Historically, the prefix "a-" derives from a preposition that was used before the gerund form of a verb. Johan Elsness cites an example of this in his paper On the progression of the progressive in early Modern English from Old English:
... yrstandæ ic wæs on huntune ... . (From Ælfric, Colloquy 68) [1]
In the above quote, "huntune" is the gerund of the verb "hunt"; the sentence as a whole essentially means, "Yesterday I was hunting".
The construction "on + gerund / progressive" then evolved into the form with the prefix "a-":
In Middle English similar constructions began to be common with just a light a before the main verb, as in ‘He was a-hunting.’, generally seen as a remnant of the full preposition.
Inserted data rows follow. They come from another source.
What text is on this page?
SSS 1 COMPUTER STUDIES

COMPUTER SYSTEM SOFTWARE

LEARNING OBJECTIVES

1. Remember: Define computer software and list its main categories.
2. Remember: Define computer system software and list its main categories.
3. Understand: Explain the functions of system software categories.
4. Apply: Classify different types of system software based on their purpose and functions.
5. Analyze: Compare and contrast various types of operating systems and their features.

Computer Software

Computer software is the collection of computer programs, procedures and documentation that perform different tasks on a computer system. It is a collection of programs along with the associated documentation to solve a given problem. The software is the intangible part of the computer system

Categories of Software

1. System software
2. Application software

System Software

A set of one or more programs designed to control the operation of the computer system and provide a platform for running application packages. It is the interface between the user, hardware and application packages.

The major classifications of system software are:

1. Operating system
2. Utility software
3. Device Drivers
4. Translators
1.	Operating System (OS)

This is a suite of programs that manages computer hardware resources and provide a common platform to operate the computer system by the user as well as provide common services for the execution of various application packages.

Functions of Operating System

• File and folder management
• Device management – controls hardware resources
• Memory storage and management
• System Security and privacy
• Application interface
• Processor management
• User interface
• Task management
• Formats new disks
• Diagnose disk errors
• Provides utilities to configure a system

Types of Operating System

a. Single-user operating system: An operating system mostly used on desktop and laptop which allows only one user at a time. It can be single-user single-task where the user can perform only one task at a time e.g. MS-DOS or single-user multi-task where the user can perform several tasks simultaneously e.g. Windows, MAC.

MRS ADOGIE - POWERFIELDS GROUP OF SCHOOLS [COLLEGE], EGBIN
If the preposition was not only reduced but dropped altogether, there was no longer any formal difference between the two constructions: that with BE followed by the present participle, and that with BE followed by the gerund, now without any intervening preposition.
(The uppercase "BE" simply refers to forms of the verb "be".)
Based on this, the "a-" prefixed to the -ing-forms in Herrick's poem does not have any special meaning. However, it does help with the metre: we would not have regular iambs if Herrick had written, "Old Time is still flying".
The "a-" could also be used without a hyphen, for example in the First Folio text of Shakespeare's The Taming of the Shrew, Act 3, scene 1:
Lucentio that comes a wooing
Modern editions of the play typically add the hyphen.
C. T. Onions notes in A Shakespeare Glossary (revised by Robert D. Eagleson, Oxford University Press, 1986) that
a before a gerund is a reduced form of 'on'
This is consistent with what Johan Elseness writes.
[1] The linked PDF version of the paper has "ZyrstandæZ ic wæs on huntunZe", which looks like some sort of conversion error.